Heutzutage machen alle Selfies – in erster Linie um anderen zu zeigen, wie wahnsinnig toll und in welch irrer Location man gerade ist. Zum Beispiel in der Wiener Staatsoper. Aber wehe, die Selfie-Macher bekommen einen Spiegel vorgehalten. Dann werden’s narrisch.
Zumindest bei der Premiere von Alvis Hermanis’ sehr wienerischem Parsifal, der sich zur Jahrhundertwende in der Psychiatrie zuträgt. Denn in puncto Richard Wagner hört sich in dieser Stadt der Spaß, pardon, Schmäh auf, da schlägt Weinseligkeit in Bierernst um. Erwartet wird, auch wenn man Regie-Kummer gewöhnt ist, das Niveau vom siebten Himmel, wie auch immer dieser aussehen mag. Ansonsten gibt es ein gnadenloses (Buh-)Donnerwetter, wie eben für Alvis Hermanis und seinen Parsifal – und das, obwohl Mitleid ein Hauptthema dieses Werkes ist.

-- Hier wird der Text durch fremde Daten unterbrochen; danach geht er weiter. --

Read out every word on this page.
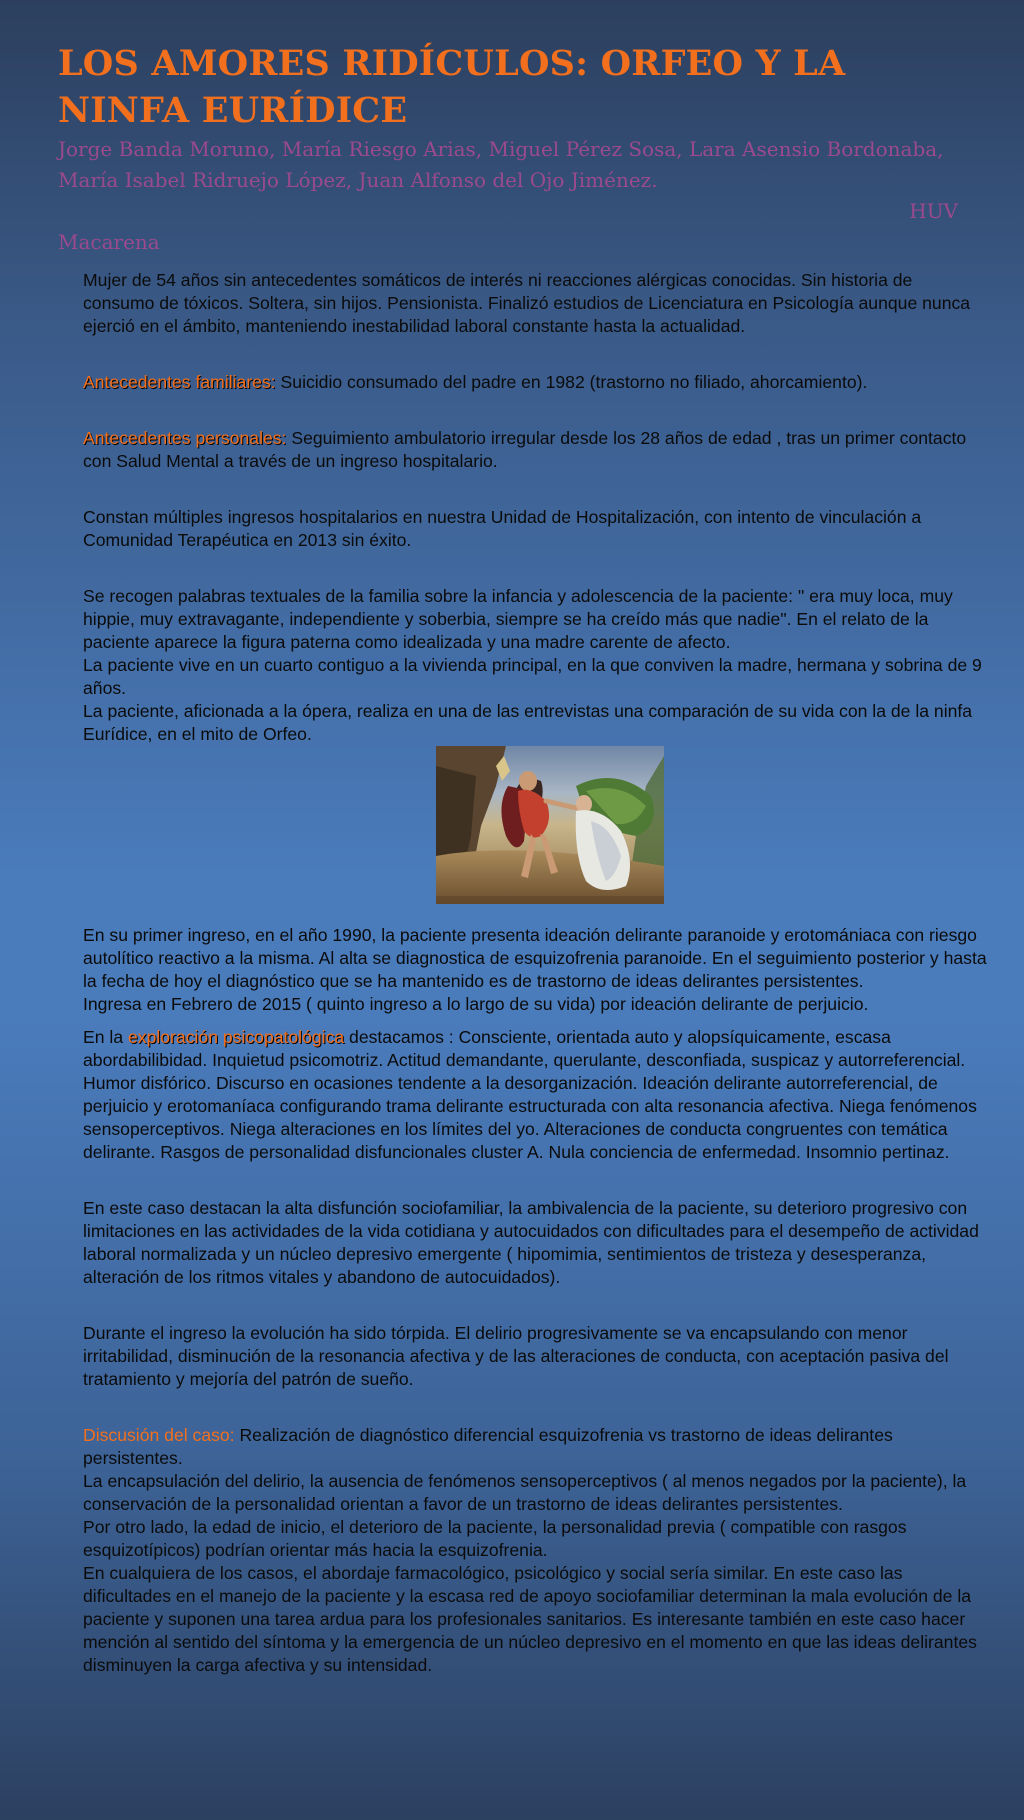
LOS AMORES RIDÍCULOS: ORFEO Y LA NINFA EURÍDICE

Jorge Banda Moruno, María Riesgo Arias, Miguel Pérez Sosa, Lara Asensio Bordonaba, María Isabel Ridruejo López, Juan Alfonso del Ojo Jiménez.
HUV
Macarena

Mujer de 54 años sin antecedentes somáticos de interés ni reacciones alérgicas conocidas. Sin historia de consumo de tóxicos. Soltera, sin hijos. Pensionista. Finalizó estudios de Licenciatura en Psicología aunque nunca ejerció en el ámbito, manteniendo inestabilidad laboral constante hasta la actualidad.

Antecedentes familiares: Suicidio consumado del padre en 1982 (trastorno no filiado, ahorcamiento).

Antecedentes personales: Seguimiento ambulatorio irregular desde los 28 años de edad , tras un primer contacto con Salud Mental a través de un ingreso hospitalario.

Constan múltiples ingresos hospitalarios en nuestra Unidad de Hospitalización, con intento de vinculación a Comunidad Terapéutica en 2013 sin éxito.

Se recogen palabras textuales de la familia sobre la infancia y adolescencia de la paciente: " era muy loca, muy hippie, muy extravagante, independiente y soberbia, siempre se ha creído más que nadie". En el relato de la paciente aparece la figura paterna como idealizada y una madre carente de afecto.

La paciente vive en un cuarto contiguo a la vivienda principal, en la que conviven la madre, hermana y sobrina de 9 años.

La paciente, aficionada a la ópera, realiza en una de las entrevistas una comparación de su vida con la de la ninfa Eurídice, en el mito de Orfeo.

En su primer ingreso, en el año 1990, la paciente presenta ideación delirante paranoide y erotomániaca con riesgo autolítico reactivo a la misma. Al alta se diagnostica de esquizofrenia paranoide. En el seguimiento posterior y hasta la fecha de hoy el diagnóstico que se ha mantenido es de trastorno de ideas delirantes persistentes.

Ingresa en Febrero de 2015 ( quinto ingreso a lo largo de su vida) por ideación delirante de perjuicio.

En la exploración psicopatológica destacamos : Consciente, orientada auto y alopsíquicamente, escasa abordabilibidad. Inquietud psicomotriz. Actitud demandante, querulante, desconfiada, suspicaz y autorreferencial. Humor disfórico. Discurso en ocasiones tendente a la desorganización. Ideación delirante autorreferencial, de perjuicio y erotomaníaca configurando trama delirante estructurada con alta resonancia afectiva. Niega fenómenos sensoperceptivos. Niega alteraciones en los límites del yo. Alteraciones de conducta congruentes con temática delirante. Rasgos de personalidad disfuncionales cluster A. Nula conciencia de enfermedad. Insomnio pertinaz.

En este caso destacan la alta disfunción sociofamiliar, la ambivalencia de la paciente, su deterioro progresivo con limitaciones en las actividades de la vida cotidiana y autocuidados con dificultades para el desempeño de actividad laboral normalizada y un núcleo depresivo emergente ( hipomimia, sentimientos de tristeza y desesperanza, alteración de los ritmos vitales y abandono de autocuidados).

Durante el ingreso la evolución ha sido tórpida. El delirio progresivamente se va encapsulando con menor irritabilidad, disminución de la resonancia afectiva y de las alteraciones de conducta, con aceptación pasiva del tratamiento y mejoría del patrón de sueño.

Discusión del caso: Realización de diagnóstico diferencial esquizofrenia vs trastorno de ideas delirantes persistentes.

La encapsulación del delirio, la ausencia de fenómenos sensoperceptivos ( al menos negados por la paciente), la conservación de la personalidad orientan a favor de un trastorno de ideas delirantes persistentes.

Por otro lado, la edad de inicio, el deterioro de la paciente, la personalidad previa ( compatible con rasgos esquizotípicos) podrían orientar más hacia la esquizofrenia.

En cualquiera de los casos, el abordaje farmacológico, psicológico y social sería similar. En este caso las dificultades en el manejo de la paciente y la escasa red de apoyo sociofamiliar determinan la mala evolución de la paciente y suponen una tarea ardua para los profesionales sanitarios. Es interesante también en este caso hacer mención al sentido del síntoma y la emergencia de un núcleo depresivo en el momento en que las ideas delirantes disminuyen la carga afectiva y su intensidad.
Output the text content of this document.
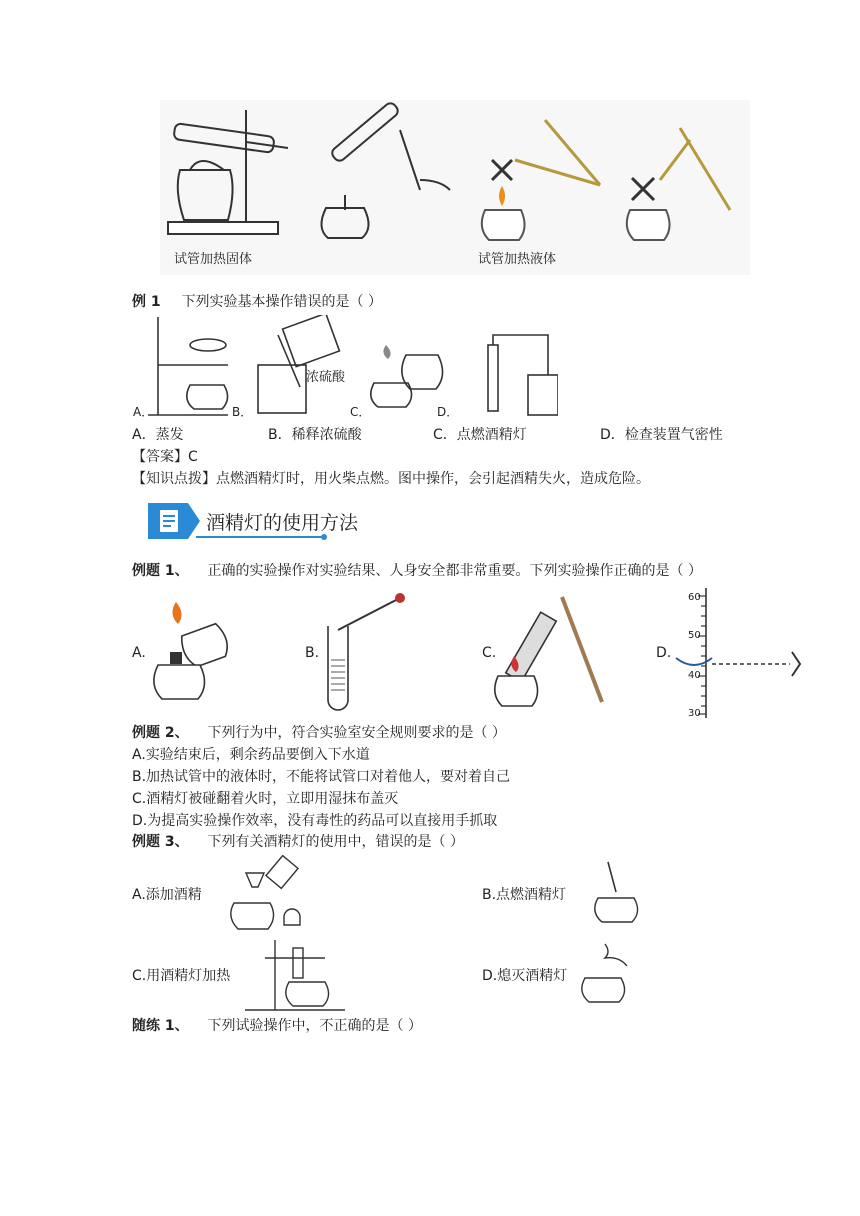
试管加热固体	试管加热液体
例 1 下列实验基本操作错误的是（ ）
A．	B．	C．	D．
浓硫酸
A．蒸发	B．稀释浓硫酸	C．点燃酒精灯	D．检查装置气密性
【答案】C
【知识点拨】点燃酒精灯时，用火柴点燃。图中操作，会引起酒精失火，造成危险。
酒精灯的使用方法
例题 1、 正确的实验操作对实验结果、人身安全都非常重要。下列实验操作正确的是（ ）
A.	B.	C.	D.
60
50
40
30
例题 2、 下列行为中，符合实验室安全规则要求的是（ ）
A.实验结束后，剩余药品要倒入下水道
B.加热试管中的液体时，不能将试管口对着他人，要对着自己
C.酒精灯被碰翻着火时，立即用湿抹布盖灭
D.为提高实验操作效率，没有毒性的药品可以直接用手抓取
例题 3、 下列有关酒精灯的使用中，错误的是（ ）
A.添加酒精	B.点燃酒精灯
C.用酒精灯加热	D.熄灭酒精灯
随练 1、 下列试验操作中，不正确的是（ ）
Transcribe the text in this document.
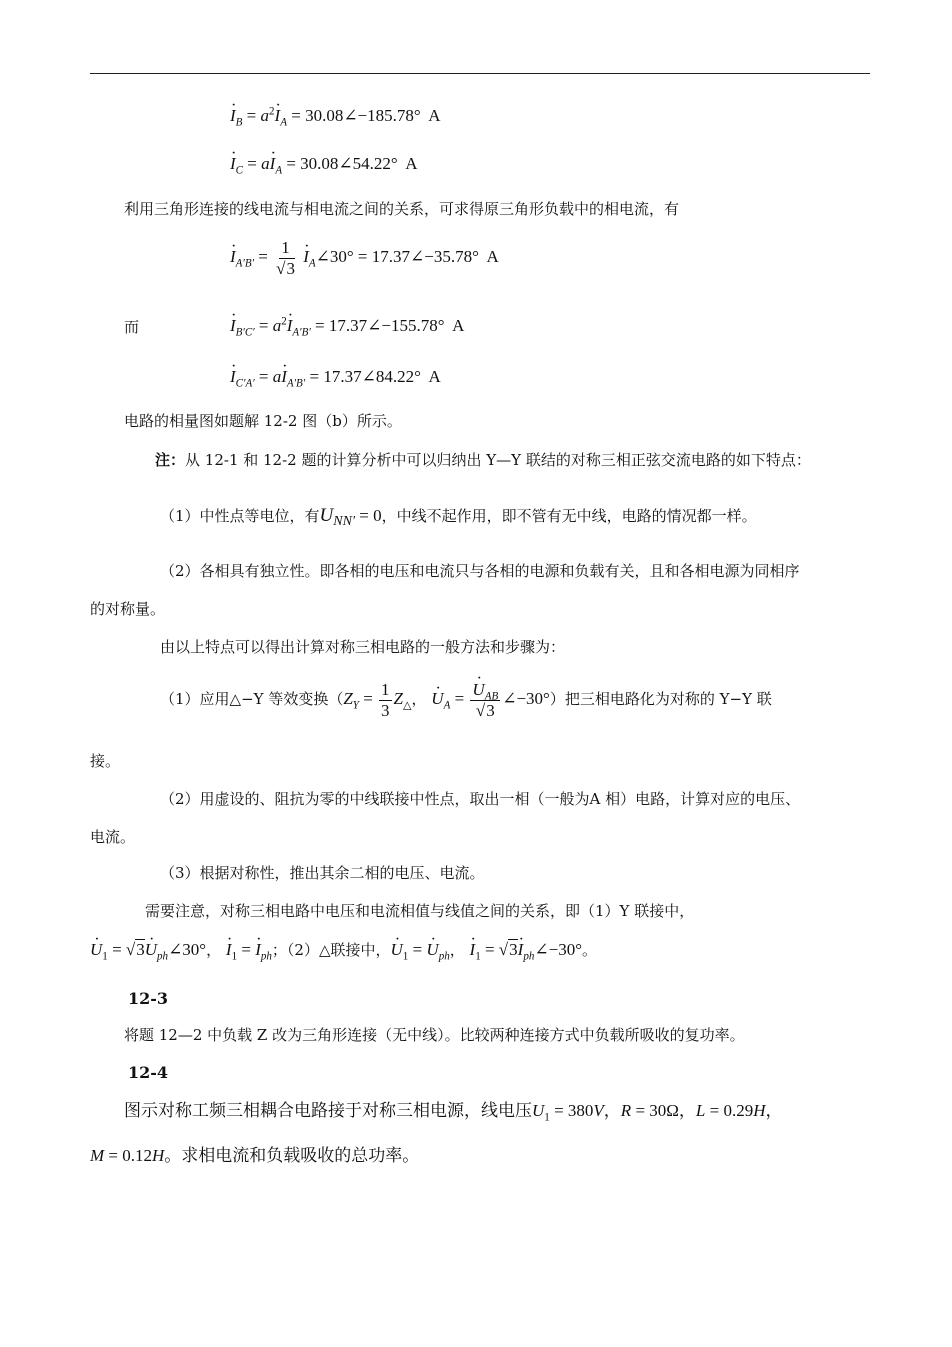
· $I_B = a^2\cdot I_A$ = 30.08∠−185.78° A
· $I_C = a\cdot I_A$ = 30.08∠54.22° A
利用三角形连接的线电流与相电流之间的关系，可求得原三角形负载中的相电流，有
· $I_{A'B'} = \frac{1}{√3}$ · $I_A\angle 30^\circ$ = 17.37∠−35.78° A
而	· $I_{B'C'} = a^2\cdot I_{A'B'}$ = 17.37∠−155.78° A
· $I_{C'A'} = a\cdot I_{A'B'}$ = 17.37∠84.22° A
电路的相量图如题解 12-2 图（b）所示。
注：从 12-1 和 12-2 题的计算分析中可以归纳出 Y—Y 联结的对称三相正弦交流电路的如下特点：
（1）中性点等电位，有$U_{NN'} = 0$，中线不起作用，即不管有无中线，电路的情况都一样。
（2）各相具有独立性。即各相的电压和电流只与各相的电源和负载有关，且和各相电源为同相序
的对称量。
由以上特点可以得出计算对称三相电路的一般方法和步骤为：
（1）应用△−Y 等效变换（$Z_Y = \frac{1}{3} Z_\triangle$， · $U_A$ = · $\frac{U_{AB}}{√3}$ ∠−30°）把三相电路化为对称的 Y−Y 联
接。
（2）用虚设的、阻抗为零的中线联接中性点，取出一相（一般为A 相）电路，计算对应的电压、
电流。
（3）根据对称性，推出其余二相的电压、电流。
需要注意，对称三相电路中电压和电流相值与线值之间的关系，即（1）Y 联接中，
· $U_1 = √3\cdot$ $U_{ph}\angle 30^\circ$， · $I_1$ = · $I_{ph}$；（2）△联接中，· $U_1$ = · $U_{ph}$， · $I_1 = √3\cdot$ $I_{ph}\angle-30^\circ$。
12-3
将题 12—2 中负载 Z 改为三角形连接（无中线）。比较两种连接方式中负载所吸收的复功率。
12-4
图示对称工频三相耦合电路接于对称三相电源，线电压$U_1 = 380V$，R = 30Ω，L = 0.29H，
M = 0.12H。求相电流和负载吸收的总功率。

Verdient, zumindest in dieser Vehemenz, war das allerdings nicht, schließlich hatte Hermanis, wie allerorten im Feuilleton zu lesen war, auch die besten Absichten. Nur: gut gemeint ist noch nicht gut gemacht, und manches ist tatsächlich misslungen. Nüchtern betrachtet hat man aber zumindest ein wunderschönes Bühnenbild bekommen, das alle Ostern wieder Freude machen wird, so man am Geschehen darin noch ein wenig arbeitet – vielleicht unter dem Motto „weniger ist mehr“.
Es hat nämlich den Anschein, dass Hermanis alles aufbietet, was ihm zum Thema „Wien um die Jahrhundertwende“ bei Google untergekommen ist. Das von Hermanis persönlich entworfene Bühnenbild sieht als Ort der Handlung die psychiatrische Abteilung des (Otto) Wagner Spitals im 14. Wiener Gemeindebezirk vor. Darin finden sich Elemente der berühmten Kirche am Steinhof, beispielsweise wurden Engelstatuen der Fassade ins Innere des Spitals verlegt. Die Altarkuppel schwebt über der Szenerie und senkt sich auf den heiligen Gral, der sich bei Hermanis als Gehirn entpuppt. Hin und wieder gibt es Ausblicke in den weitläufigen Park; einige Szenen werden mit Videoprojektionen eines bebilderten Librettos in Frakturschrift überschrieben.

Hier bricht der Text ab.